[LINK] Google Wave
rchirgwin at ozemail.com.au
Mon Jun 1 14:08:45 EST 2009
I can't claim to have "reviewed" the license, since IANAL, but it seems to me
that the license is a clever imitation of what I might call "IETF" licensing.
Sure, it allows you to use stuff, and prevents people from attaching patents to
their work to try and extort the rest of the community.
But also note that in spite of the widespread claim that this is some kind of
open protocol - or even (as I've seen it described, "open source"), the Wave
protocol Website doesn't seem to say anything about the terms under which the
*software* is licensed. So there's also a sneaking suspicion in my mind that
various writers and bloggers are happy to parrot the words "open source" when
they don't actually know whether the license *is* open source.
(Even if it turns out to be so, repeating the claim without verifying it marks
you as a genuine sucker).
Maybe I'm being narky, but:
- If you send software to Google as part of the project, you can't protect it
(including protecting its freedom under a free license) beyond that allowed by
- I can't find the software license terms under which I would be accessing Wave
capabilities, apart from those bits that are on the Wave protocol Website.
So from my *quick* reading (correction welcome) Wave rests on the premise that
we can all trust Google not to be evil. I don't. Others may feel differently.
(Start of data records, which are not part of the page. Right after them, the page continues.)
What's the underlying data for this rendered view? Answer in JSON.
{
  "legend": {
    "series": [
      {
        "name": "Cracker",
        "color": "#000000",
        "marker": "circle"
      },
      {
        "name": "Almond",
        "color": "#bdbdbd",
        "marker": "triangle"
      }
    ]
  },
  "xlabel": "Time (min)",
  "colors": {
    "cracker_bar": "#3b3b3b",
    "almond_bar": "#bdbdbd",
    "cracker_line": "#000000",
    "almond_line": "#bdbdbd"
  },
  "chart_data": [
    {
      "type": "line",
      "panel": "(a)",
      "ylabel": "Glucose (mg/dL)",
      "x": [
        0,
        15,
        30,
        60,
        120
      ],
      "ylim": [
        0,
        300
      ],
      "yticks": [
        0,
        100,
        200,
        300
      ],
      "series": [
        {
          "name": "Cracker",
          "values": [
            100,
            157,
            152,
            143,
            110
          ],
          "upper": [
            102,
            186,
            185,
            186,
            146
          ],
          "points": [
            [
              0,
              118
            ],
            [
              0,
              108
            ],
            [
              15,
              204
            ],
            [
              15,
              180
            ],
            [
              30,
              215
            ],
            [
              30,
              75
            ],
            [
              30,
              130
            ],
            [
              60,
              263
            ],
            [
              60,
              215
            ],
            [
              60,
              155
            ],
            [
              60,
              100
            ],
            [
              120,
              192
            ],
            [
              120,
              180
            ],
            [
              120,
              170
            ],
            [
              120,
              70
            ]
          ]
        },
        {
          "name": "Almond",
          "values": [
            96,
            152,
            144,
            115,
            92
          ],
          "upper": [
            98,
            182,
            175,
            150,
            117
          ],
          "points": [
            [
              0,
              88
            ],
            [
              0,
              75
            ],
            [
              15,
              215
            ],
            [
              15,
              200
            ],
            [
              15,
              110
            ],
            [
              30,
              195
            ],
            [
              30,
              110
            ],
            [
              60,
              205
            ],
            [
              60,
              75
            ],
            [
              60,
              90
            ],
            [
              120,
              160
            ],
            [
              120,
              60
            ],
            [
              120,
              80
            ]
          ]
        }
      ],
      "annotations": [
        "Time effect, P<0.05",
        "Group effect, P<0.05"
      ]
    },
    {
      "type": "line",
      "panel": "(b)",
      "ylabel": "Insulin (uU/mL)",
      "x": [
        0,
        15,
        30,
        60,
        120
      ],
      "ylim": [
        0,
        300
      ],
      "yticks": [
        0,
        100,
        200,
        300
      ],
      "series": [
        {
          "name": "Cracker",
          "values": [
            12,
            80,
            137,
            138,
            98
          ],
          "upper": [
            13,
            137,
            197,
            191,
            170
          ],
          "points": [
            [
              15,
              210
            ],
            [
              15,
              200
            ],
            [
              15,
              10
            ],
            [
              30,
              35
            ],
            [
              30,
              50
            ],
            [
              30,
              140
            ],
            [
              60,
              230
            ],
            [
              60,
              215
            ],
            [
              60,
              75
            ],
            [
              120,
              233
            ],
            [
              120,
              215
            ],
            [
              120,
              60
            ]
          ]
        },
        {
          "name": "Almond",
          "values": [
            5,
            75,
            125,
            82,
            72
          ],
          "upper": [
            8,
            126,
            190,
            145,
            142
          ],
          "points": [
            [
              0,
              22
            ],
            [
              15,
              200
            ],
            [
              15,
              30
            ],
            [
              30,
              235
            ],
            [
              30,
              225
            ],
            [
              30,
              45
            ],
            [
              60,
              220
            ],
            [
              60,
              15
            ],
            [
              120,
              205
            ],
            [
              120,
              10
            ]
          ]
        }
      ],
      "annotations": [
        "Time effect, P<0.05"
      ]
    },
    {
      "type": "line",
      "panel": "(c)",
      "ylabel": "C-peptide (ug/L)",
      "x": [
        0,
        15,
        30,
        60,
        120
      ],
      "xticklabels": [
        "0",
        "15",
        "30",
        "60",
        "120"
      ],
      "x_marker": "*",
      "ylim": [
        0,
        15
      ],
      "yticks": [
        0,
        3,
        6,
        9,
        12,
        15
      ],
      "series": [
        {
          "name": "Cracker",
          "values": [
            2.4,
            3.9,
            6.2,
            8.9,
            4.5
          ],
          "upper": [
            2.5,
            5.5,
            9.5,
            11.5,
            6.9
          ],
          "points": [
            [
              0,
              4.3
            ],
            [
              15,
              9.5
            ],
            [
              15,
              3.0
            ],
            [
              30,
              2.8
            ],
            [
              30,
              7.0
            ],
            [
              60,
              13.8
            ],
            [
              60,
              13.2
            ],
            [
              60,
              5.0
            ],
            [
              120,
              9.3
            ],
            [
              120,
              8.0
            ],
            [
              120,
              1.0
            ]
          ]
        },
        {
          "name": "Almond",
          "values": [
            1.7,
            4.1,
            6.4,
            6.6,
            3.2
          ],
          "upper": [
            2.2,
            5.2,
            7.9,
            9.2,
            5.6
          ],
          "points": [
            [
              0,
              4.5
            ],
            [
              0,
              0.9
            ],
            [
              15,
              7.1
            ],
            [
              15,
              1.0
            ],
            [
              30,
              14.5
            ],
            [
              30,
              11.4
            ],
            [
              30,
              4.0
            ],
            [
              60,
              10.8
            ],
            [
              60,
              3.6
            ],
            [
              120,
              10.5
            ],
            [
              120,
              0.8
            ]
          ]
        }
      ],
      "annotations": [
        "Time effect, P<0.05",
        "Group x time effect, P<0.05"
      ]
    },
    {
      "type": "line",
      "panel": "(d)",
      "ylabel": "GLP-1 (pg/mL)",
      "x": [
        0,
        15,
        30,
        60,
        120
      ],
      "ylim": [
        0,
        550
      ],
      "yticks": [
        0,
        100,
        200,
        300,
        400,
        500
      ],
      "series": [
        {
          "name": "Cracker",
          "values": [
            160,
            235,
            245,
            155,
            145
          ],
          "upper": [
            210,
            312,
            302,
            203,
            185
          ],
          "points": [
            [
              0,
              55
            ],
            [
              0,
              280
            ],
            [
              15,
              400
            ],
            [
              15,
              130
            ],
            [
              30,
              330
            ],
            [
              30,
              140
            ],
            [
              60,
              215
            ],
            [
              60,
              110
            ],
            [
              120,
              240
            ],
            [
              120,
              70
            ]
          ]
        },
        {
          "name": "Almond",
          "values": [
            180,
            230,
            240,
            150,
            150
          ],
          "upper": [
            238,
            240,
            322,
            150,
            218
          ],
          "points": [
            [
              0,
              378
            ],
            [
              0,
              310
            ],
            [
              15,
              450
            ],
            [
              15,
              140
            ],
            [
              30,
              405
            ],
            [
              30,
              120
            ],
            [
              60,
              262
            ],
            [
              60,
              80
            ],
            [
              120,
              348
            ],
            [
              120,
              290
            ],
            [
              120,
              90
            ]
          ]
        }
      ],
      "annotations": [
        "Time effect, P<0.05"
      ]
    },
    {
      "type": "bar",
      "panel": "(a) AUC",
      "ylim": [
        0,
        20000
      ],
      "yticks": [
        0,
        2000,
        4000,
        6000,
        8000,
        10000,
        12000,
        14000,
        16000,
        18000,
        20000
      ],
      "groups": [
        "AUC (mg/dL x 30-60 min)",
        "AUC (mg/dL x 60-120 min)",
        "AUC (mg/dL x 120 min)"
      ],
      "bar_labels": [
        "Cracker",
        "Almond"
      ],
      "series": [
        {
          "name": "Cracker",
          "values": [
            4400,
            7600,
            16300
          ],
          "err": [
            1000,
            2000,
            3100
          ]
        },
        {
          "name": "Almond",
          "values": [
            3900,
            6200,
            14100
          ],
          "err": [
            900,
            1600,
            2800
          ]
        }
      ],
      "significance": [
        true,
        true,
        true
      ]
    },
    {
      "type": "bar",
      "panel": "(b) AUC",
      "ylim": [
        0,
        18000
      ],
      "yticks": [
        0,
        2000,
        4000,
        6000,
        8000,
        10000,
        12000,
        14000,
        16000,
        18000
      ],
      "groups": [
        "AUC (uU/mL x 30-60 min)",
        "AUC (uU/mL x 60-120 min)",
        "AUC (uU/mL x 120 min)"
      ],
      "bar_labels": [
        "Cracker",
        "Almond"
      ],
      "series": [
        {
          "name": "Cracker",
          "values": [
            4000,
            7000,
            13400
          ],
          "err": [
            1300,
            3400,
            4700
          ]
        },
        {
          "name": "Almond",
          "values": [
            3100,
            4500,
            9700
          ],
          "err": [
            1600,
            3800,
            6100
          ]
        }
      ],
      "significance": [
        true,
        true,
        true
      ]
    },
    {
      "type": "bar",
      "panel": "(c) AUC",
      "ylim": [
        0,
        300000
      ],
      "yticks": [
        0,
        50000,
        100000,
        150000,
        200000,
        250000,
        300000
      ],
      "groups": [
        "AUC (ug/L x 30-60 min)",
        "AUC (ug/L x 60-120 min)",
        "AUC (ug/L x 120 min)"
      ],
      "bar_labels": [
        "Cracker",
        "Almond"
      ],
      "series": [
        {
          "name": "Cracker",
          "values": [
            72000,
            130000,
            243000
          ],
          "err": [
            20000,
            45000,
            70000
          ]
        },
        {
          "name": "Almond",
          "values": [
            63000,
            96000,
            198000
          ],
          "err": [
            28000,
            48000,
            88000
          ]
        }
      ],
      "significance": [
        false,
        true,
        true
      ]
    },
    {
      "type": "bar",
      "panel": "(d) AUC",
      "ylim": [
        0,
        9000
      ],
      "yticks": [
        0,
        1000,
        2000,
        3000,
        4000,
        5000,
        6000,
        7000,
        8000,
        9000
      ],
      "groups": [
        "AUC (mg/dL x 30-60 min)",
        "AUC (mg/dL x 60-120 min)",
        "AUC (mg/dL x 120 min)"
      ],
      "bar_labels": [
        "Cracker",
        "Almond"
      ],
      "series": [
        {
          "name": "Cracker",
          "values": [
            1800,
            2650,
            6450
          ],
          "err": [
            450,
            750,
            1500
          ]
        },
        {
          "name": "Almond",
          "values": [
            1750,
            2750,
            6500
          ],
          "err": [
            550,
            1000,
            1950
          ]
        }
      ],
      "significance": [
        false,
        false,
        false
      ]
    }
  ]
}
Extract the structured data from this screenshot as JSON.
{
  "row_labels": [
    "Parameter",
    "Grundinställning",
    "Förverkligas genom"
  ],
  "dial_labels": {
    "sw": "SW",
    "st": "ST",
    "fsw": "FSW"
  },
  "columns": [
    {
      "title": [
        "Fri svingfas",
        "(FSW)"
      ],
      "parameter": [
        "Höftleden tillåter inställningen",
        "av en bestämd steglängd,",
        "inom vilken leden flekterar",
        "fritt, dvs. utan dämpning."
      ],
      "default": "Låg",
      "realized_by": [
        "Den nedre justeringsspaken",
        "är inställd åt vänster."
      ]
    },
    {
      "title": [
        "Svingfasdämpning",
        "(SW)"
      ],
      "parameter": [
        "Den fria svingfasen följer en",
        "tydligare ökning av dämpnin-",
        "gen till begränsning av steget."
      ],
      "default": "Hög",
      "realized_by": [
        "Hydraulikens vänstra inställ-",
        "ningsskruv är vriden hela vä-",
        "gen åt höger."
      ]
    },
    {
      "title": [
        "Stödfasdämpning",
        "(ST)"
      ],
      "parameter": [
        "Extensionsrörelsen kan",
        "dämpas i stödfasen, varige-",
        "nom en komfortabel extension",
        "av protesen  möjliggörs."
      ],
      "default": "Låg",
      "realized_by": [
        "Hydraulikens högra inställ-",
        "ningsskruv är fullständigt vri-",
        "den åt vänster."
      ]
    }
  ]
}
(Side-note: Google makes billions in .au, pays nearly no tax; and yet someone
thought it was appropriate for the G-G to open its new Australian office. Not a
good look for QB in my opinion...)
Roger Clarke wrote:
> At 13:32 +0000 29/5/09, stephen at melbpc.org.au wrote:
>> Went Walkabout. Brought back Google Wave.
>> 5/28/2009, 09:15:00, http://googleblog.blogspot.com
> Okay, I've been asking for years for an update to the venerable email
> standards, with simple text plus *alternative* richer media, and
> chat/IM, and conferencing, all with an integrated database, archive
> and search.
> And of course standards-based, so that multiple vendors can compete
> over the top of common protocols and infrastructure.
> So I'm desperately disappointed that, after all this time, it's
> Google that's doing it, with no apparent IETF involvement.
> Google already has massive archives of communications, not just of
> its users, but also of everyone its users correspond with. We badly
> need ways to avoid all of that data being gifted into a corporate
> store, available for exploitation however Mountain View sees fit.
> My first suspicion is that Wave will be designed to ensure that the
> maximum amount of traffic is captured into Google's archives.
> My second *was* that the mechanism would be proprietary and closed.
> On the other hand, this suggests proprietary and *open*:
> [Adobe is an example of a provider that once had a decent reputation
> for proprietary-but-open. But they seem to have rather mucked up
> that reputation lately, with more tricks (or just bugs?) that get in
> the way of effective third-party implementations. And even MS has
> yet to destroy RTF as a proprietary but *reasonably* open standard
> Has anyone reviewed the Wave Protocol yet, to evaluate:
> - the extent to which it's genuinely open versus pseudo-open?
> - the extent to which it generates momentum towards capture of
> all or most of our communications traffic into Google's store?